The world’s largest hedge fund, Bridgewater Associates, has bet $22 billion that the share prices of several European companies will go down. The position includes $1.7 billion focused on Spanish companies, including a $750 million bet against Spain’s largest bank, Banco Santander.

Spain’s was among the most-affected economies in the 2008 global financial crisis. Since then, tourism and foreign investment have played strong roles in Spain’s recovery.

But experts are still choosing to bet against Spain’s economy. Why?

Shorting Spanish companies is a very interesting strategy. Such a significant bet by the world’s largest hedge fund will get investors thinking that perhaps everything isn’t so sunny in paradise.

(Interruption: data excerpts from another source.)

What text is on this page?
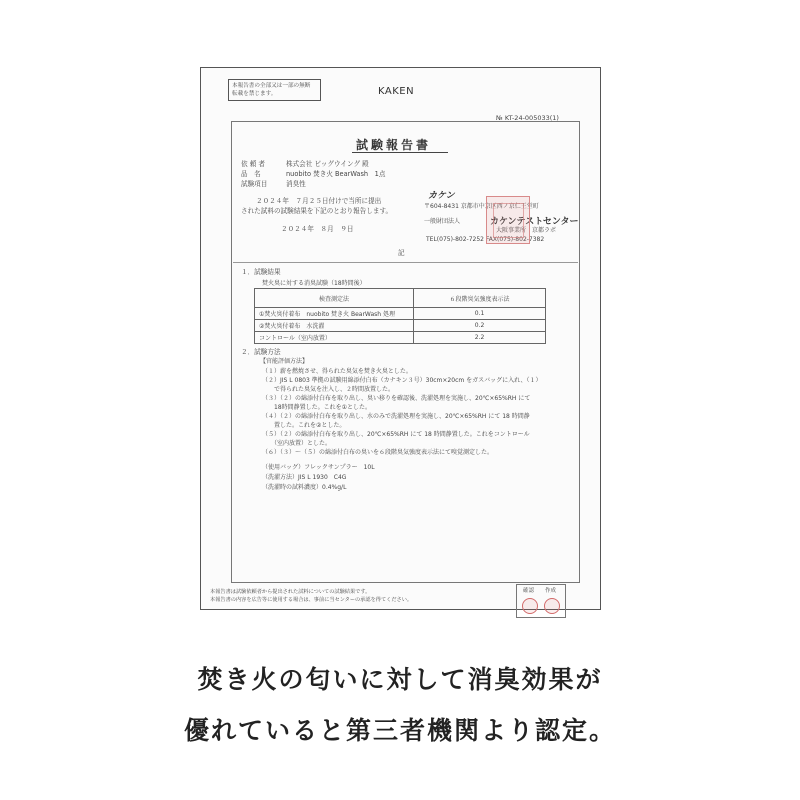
本報告書の全部又は一部の無断
転載を禁じます。	KAKEN
№ KT-24-005033(1)
試験報告書
依 頼 者	株式会社 ビッグウイング 殿
品　名	nuobito 焚き火 BearWash　1点
試験項目	消臭性
２０２４年　７月２５日付けで当所に提出
された試料の試験結果を下記のとおり報告します。
２０２４年　８月　９日
カケン
〒604-8431 京都市中京区西ノ京仁王堂町
一般財団法人	カケンテストセンター
大阪事業所　京都ラボ
TEL(075)-802-7252 FAX(075)-802-7382
記
１．試験結果
焚火臭に対する消臭試験（18時間後）
検査測定法	６段階臭気強度表示法
①焚火臭付着布　nuobito 焚き火 BearWash 処理	0.1
②焚火臭付着布　水洗濯	0.2
コントロール（室内放置）	2.2
２．試験方法
【官能評価方法】
（１）薪を燃焼させ、得られた臭気を焚き火臭とした。
（２）JIS L 0803 準拠の試験用綿添付白布（カナキン３号）30cm×20cm をガスバッグに入れ、（１）
　　で得られた臭気を注入し、２時間放置した。
（３）（２）の綿添付白布を取り出し、臭い移りを確認後、洗濯処理を実施し、20℃×65%RH にて
　　18時間静置した。これを①とした。
（４）（２）の綿添付白布を取り出し、水のみで洗濯処理を実施し、20℃×65%RH にて 18 時間静
　　置した。これを②とした。
（５）（２）の綿添付白布を取り出し、20℃×65%RH にて 18 時間静置した。これをコントロール
　　（室内放置）とした。
（６）（３）～（５）の綿添付白布の臭いを６段階臭気強度表示法にて嗅覚測定した。
（使用バッグ）フレックサンプラー　10L
（洗濯方法）JIS L 1930　C4G
（洗濯時の試料濃度）0.4%g/L
本報告書は試験依頼者から提出された試料についての試験結果です。
本報告書の内容を広告等に使用する場合は、事前に当センターの承認を得てください。
確認 作成
焚き火の匂いに対して消臭効果が
優れていると第三者機関より認定。
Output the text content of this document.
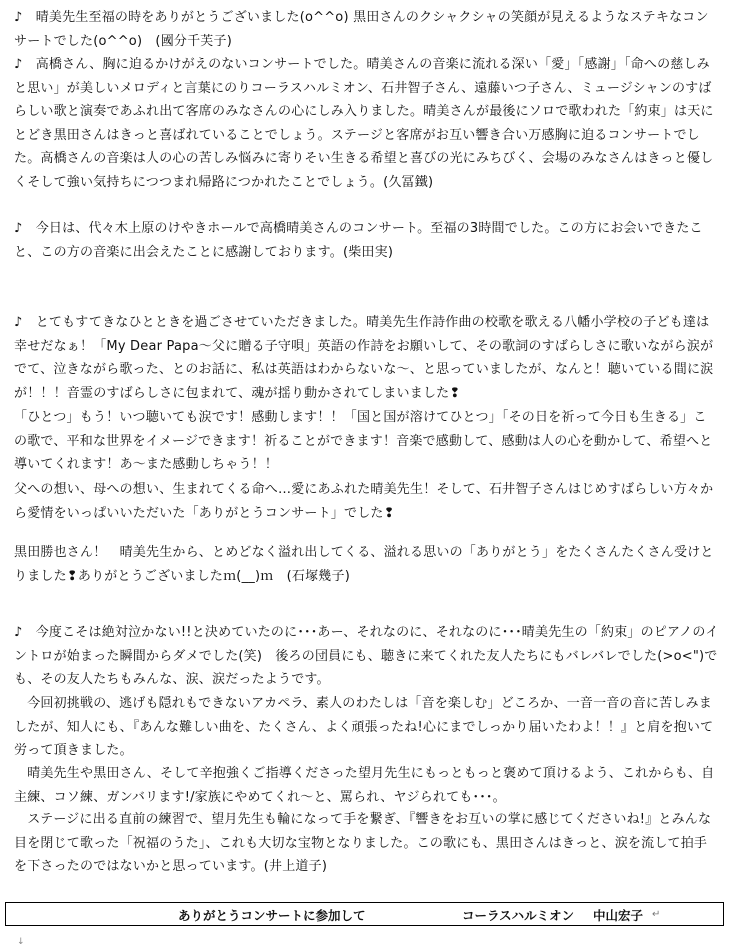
♪　晴美先生至福の時をありがとうございました(o^^o) 黒田さんのクシャクシャの笑顔が見えるようなステキなコンサートでした(o^^o)　(國分千芙子)
♪　高橋さん、胸に迫るかけがえのないコンサートでした。晴美さんの音楽に流れる深い「愛」「感謝」「命への慈しみと思い」が美しいメロディと言葉にのりコーラスハルミオン、石井智子さん、遠藤いつ子さん、ミュージシャンのすばらしい歌と演奏であふれ出て客席のみなさんの心にしみ入りました。晴美さんが最後にソロで歌われた「約束」は天にとどき黒田さんはきっと喜ばれていることでしょう。ステージと客席がお互い響き合い万感胸に迫るコンサートでした。高橋さんの音楽は人の心の苦しみ悩みに寄りそい生きる希望と喜びの光にみちびく、会場のみなさんはきっと優しくそして強い気持ちにつつまれ帰路につかれたことでしょう。(久冨鐵)
♪　今日は、代々木上原のけやきホールで高橋晴美さんのコンサート。至福の3時間でした。この方にお会いできたこと、この方の音楽に出会えたことに感謝しております。(柴田実)
♪　とてもすてきなひとときを過ごさせていただきました。晴美先生作詩作曲の校歌を歌える八幡小学校の子ども達は幸せだなぁ！「My Dear Papa～父に贈る子守唄」英語の作詩をお願いして、その歌詞のすばらしさに歌いながら涙がでて、泣きながら歌った、とのお話に、私は英語はわからないな～、と思っていましたが、なんと！聴いている間に涙が！！！音霊のすばらしさに包まれて、魂が揺り動かされてしまいました❢
「ひとつ」もう！いつ聴いても涙です！感動します！！「国と国が溶けてひとつ」「その日を祈って今日も生きる」この歌で、平和な世界をイメージできます！祈ることができます！音楽で感動して、感動は人の心を動かして、希望へと導いてくれます！あ～また感動しちゃう！！
父への想い、母への想い、生まれてくる命へ…愛にあふれた晴美先生！そして、石井智子さんはじめすばらしい方々から愛情をいっぱいいただいた「ありがとうコンサート」でした❢
黒田勝也さん！　晴美先生から、とめどなく溢れ出してくる、溢れる思いの「ありがとう」をたくさんたくさん受けとりました❢ありがとうございましたｍ(__)ｍ　(石塚幾子)
♪　今度こそは絶対泣かない!!と決めていたのに･･･あー、それなのに、それなのに･･･晴美先生の「約束」のピアノのイントロが始まった瞬間からダメでした(笑)　後ろの団員にも、聴きに来てくれた友人たちにもバレバレでした(>o<")でも、その友人たちもみんな、涙、涙だったようです。
　今回初挑戦の、逃げも隠れもできないアカペラ、素人のわたしは「音を楽しむ」どころか、一音一音の音に苦しみましたが、知人にも、『あんな難しい曲を、たくさん、よく頑張ったね!心にまでしっかり届いたわよ！！』と肩を抱いて労って頂きました。
　晴美先生や黒田さん、そして辛抱強くご指導くださった望月先生にもっともっと褒めて頂けるよう、これからも、自主練、コソ練、ガンバリます!/家族にやめてくれ～と、罵られ、ヤジられても･･･。
　ステージに出る直前の練習で、望月先生も輪になって手を繋ぎ、『響きをお互いの掌に感じてくださいね!』とみんな目を閉じて歌った「祝福のうた」、これも大切な宝物となりました。この歌にも、黒田さんはきっと、涙を流して拍手を下さったのではないかと思っています。(井上道子)
ありがとうコンサートに参加して	コーラスハルミオン 中山宏子 ↵
↓
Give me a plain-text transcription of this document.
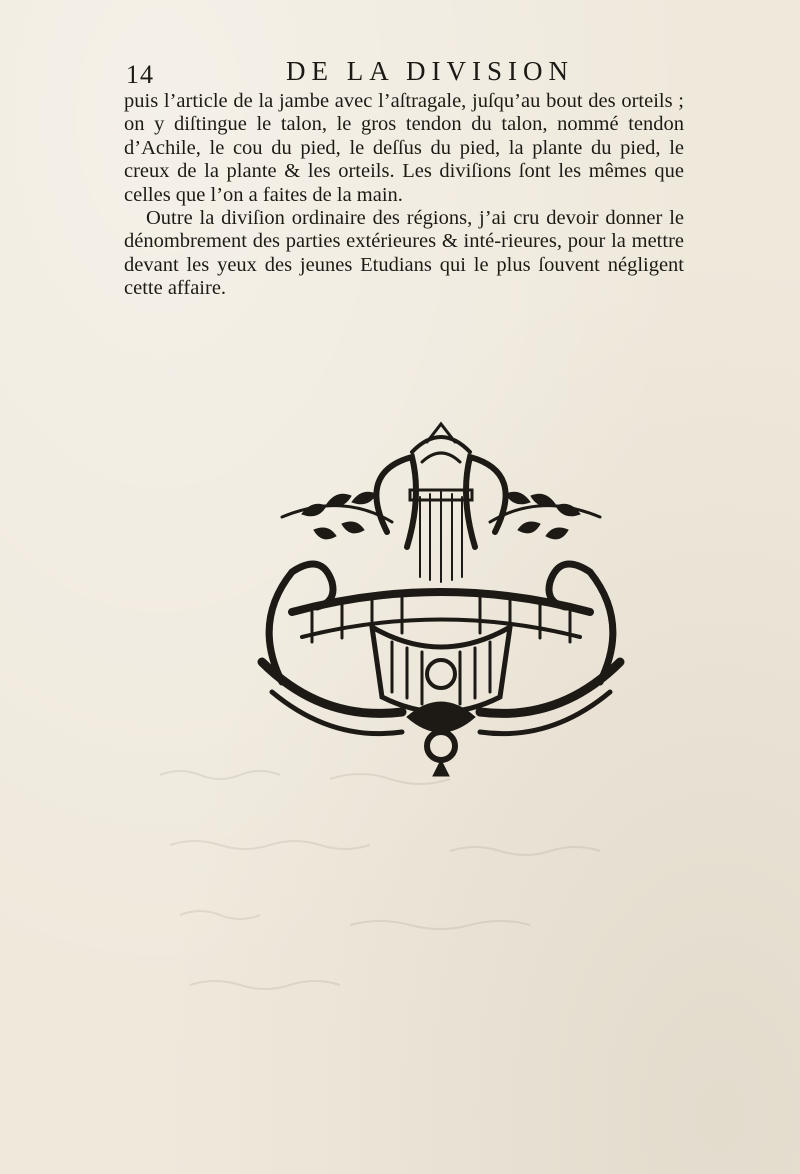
14	DE LA DIVISION

puis l’article de la jambe avec l’aſtragale, juſqu’au bout des orteils ; on y diſtingue le talon, le gros tendon du talon, nommé tendon d’Achile, le cou du pied, le deſſus du pied, la plante du pied, le creux de la plante & les orteils. Les diviſions ſont les mêmes que celles que l’on a faites de la main.

Outre la diviſion ordinaire des régions, j’ai cru devoir donner le dénombrement des parties extérieures & inté-rieures, pour la mettre devant les yeux des jeunes Etudians qui le plus ſouvent négligent cette affaire.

Spain has been on a rocky road to recovery since the last global recession. In 2012, the Spanish housing bubble burst, leaving banks and homeowners with troubled loans. The gross domestic product (GDP), which represents the total value of goods produced and sold in an economy, has taken nearly 10 years to recover to 2008 levels.

In recent years, exports have been on the rise from 25 percent of GDP to around 33 percent. The momentum for economic growth and job creation has taken off.

However, the encouraging upward growth in Spain didn’t stop Spain’s sixth largest bank, Banco Popular, from facing a crisis last summer for holding more than €37 billion in bad loans left over from the housing crisis.

Banco Popular was acquired by Banco Santander, a move that observers have praised since it helped avoid a taxpayer bailout.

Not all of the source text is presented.